Breitet sich eine Resistenz in der Tiermast aus, ist das auch für Menschen gefährlich. Dennoch scheint das Gebot der Sparsamkeit, welches die Weltgesundheitsorganisation angesichts der Risiken anmahnt, in deutschen Ställen nicht immer sehr ernst genommen zu werden. Anhand von 15 Gülleproben aus deutschen Schweineställen, welche der Umweltschutzorganisation Greenpeace zugegangen sind, zeigten sich in elf der 15 Proben sogar colistinresistente Keime und in 80 Prozent der Proben multiresistente Keime. Die Keime landen mit der Jauche auch im menschlichen Organismus, da sie sich so über Böden, Gemüse und Gewässer ausbreiten können. Mediziner, wie der im Beitrag gezeigte Professor Dr. Axel Hamprecht vom Klinikum Oldenburg, sehen den Einsatz der Mittel in der Landwirtschaft als äußerst kritisch, da man für Menschen darauf angewiesen sei, sie aber dadurch unwirksam werden.

Die EU plant ein Verbot von Reserveantibiotika in der Tiermast.

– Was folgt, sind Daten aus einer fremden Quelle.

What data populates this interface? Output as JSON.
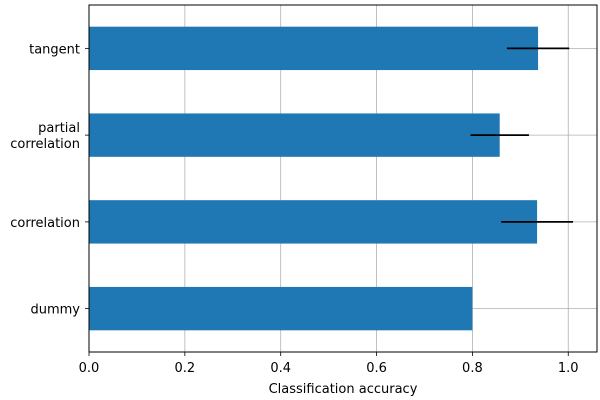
{
  "chart_data": {
    "type": "bar",
    "orientation": "horizontal",
    "categories": [
      "dummy",
      "correlation",
      "partial\ncorrelation",
      "tangent"
    ],
    "values": [
      0.8,
      0.935,
      0.857,
      0.937
    ],
    "errors": [
      0.0,
      0.075,
      0.061,
      0.065
    ],
    "xlabel": "Classification accuracy",
    "ylabel": "",
    "xlim": [
      0.0,
      1.06
    ],
    "xticks": [
      0.0,
      0.2,
      0.4,
      0.6,
      0.8,
      1.0
    ],
    "xtick_labels": [
      "0.0",
      "0.2",
      "0.4",
      "0.6",
      "0.8",
      "1.0"
    ],
    "grid": true,
    "bar_color": "#1f77b4",
    "error_color": "#000000"
  }
}
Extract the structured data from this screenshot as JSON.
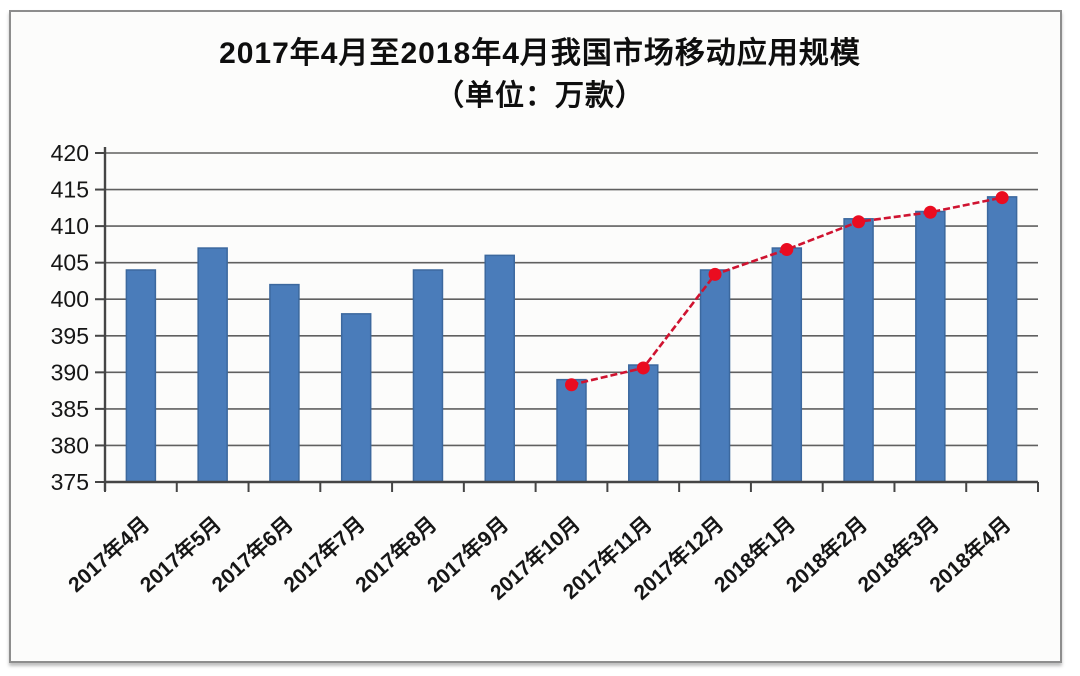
{
  "frame": {
    "border_color": "#8d8d8d",
    "background": "#fcfcfb"
  },
  "chart_data": {
    "type": "bar",
    "title": "2017年4月至2018年4月我国市场移动应用规模",
    "subtitle": "（单位：万款）",
    "categories": [
      "2017年4月",
      "2017年5月",
      "2017年6月",
      "2017年7月",
      "2017年8月",
      "2017年9月",
      "2017年10月",
      "2017年11月",
      "2017年12月",
      "2018年1月",
      "2018年2月",
      "2018年3月",
      "2018年4月"
    ],
    "series": [
      {
        "name": "移动应用规模（万款）",
        "type": "bar",
        "color": "#4a7cba",
        "border_color": "#3c689e",
        "values": [
          404,
          407,
          402,
          398,
          404,
          406,
          389,
          391,
          404,
          407,
          411,
          412,
          414
        ]
      },
      {
        "name": "移动应用规模趋势线",
        "type": "line",
        "color": "#cf1330",
        "marker_color": "#ea0c20",
        "x_start_index": 6,
        "values": [
          388.3,
          390.6,
          403.4,
          406.8,
          410.6,
          411.9,
          413.9
        ]
      }
    ],
    "xlabel": "",
    "ylabel": "",
    "ylim": [
      375,
      420
    ],
    "yticks": [
      375,
      380,
      385,
      390,
      395,
      400,
      405,
      410,
      415,
      420
    ],
    "grid": true,
    "legend_position": "none",
    "grid_color": "#606060",
    "axis_color": "#454545",
    "tick_label_color": "#161616"
  }
}
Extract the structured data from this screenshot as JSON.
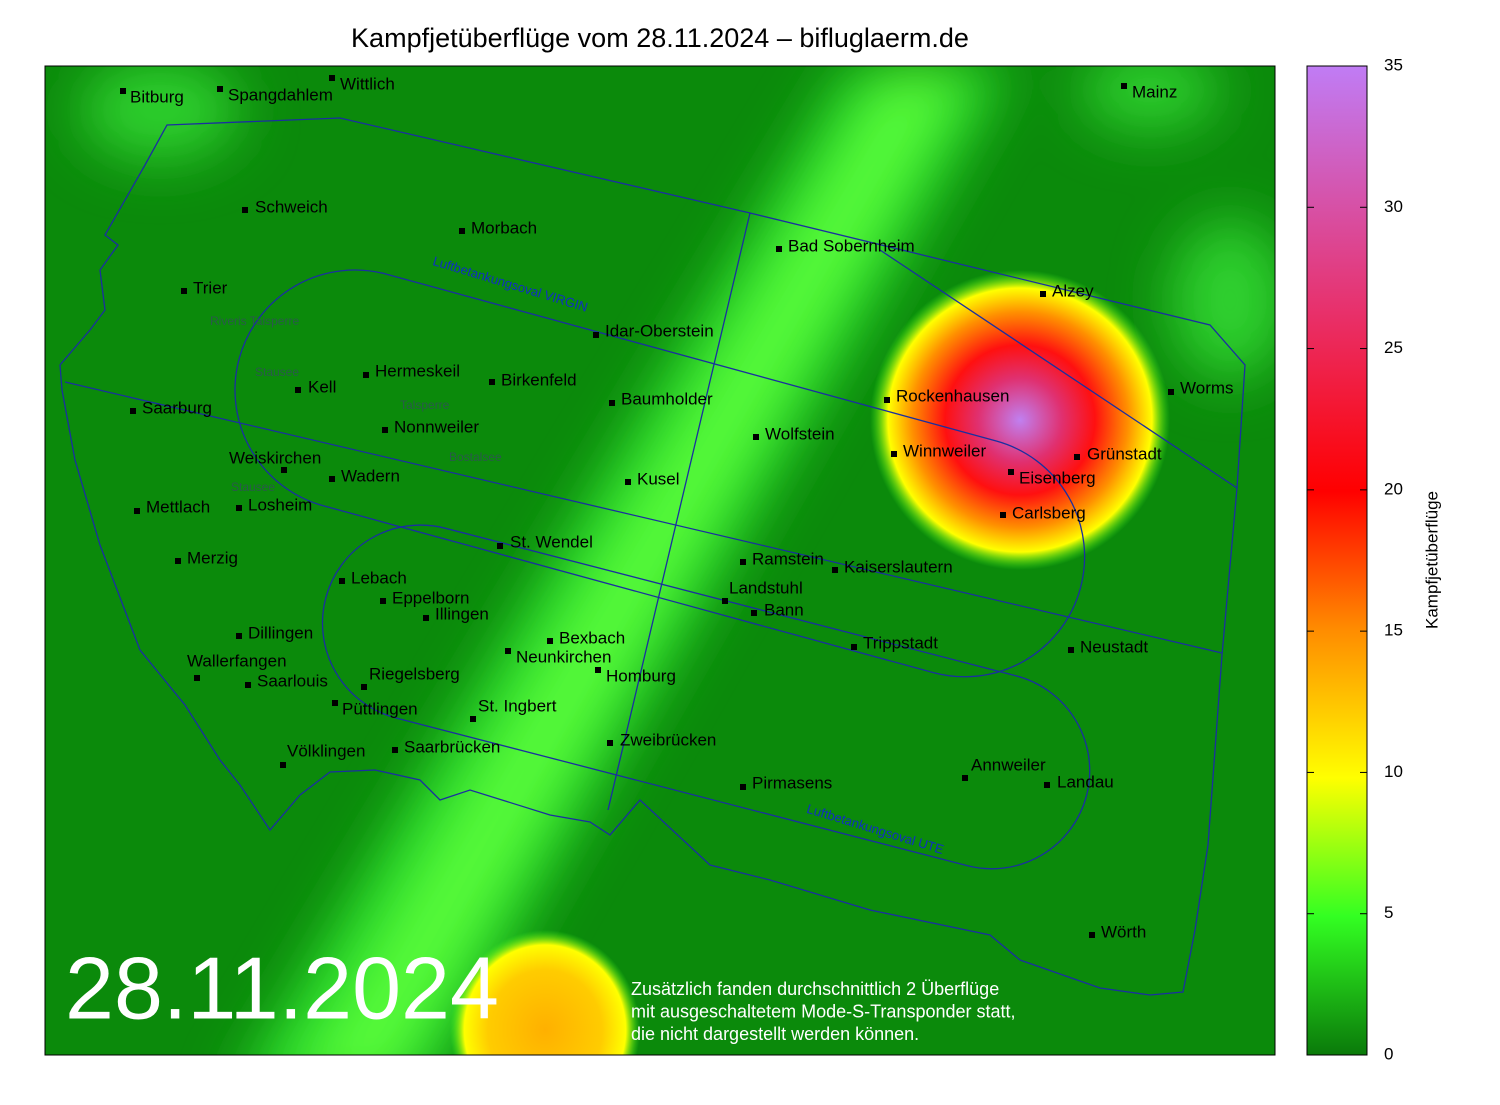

Gleichzeitig sehen sich Landwirte, die wie andere Branchen dem internationalen Wettbewerb ausgesetzt sind, im Nachteil, da andernorts diese Mittel weiterhin erlaubt bleiben und so die schnellere Schlachtung der Tiere auch bei Krankheitsfällen ermöglichen, wohingegen ihnen Schwund von einigen der Tiere entstehen könnte, die bereits eine Zeit lang Platz und Futter verbraucht haben. Deshalb bieten Interessenvertreter der Agrarindustrie Verzicht auf Colistin und fordern Ersatz, also die Möglichkeit, andere Notfallantibiotika weiterhin in der Tiermast einzusetzen. Umweltschützer hingegen fordern einen strukturellen Wandel, weg von der Massentierhaltung und Intensivlandwirtschaft. Allerdings ist es gerade diese, welche die EU vorrangig subventioniert, während die Berliner Agrarpolitiker vorwiegend auf Eigenverantwortung und Selbstkontrollen setzen.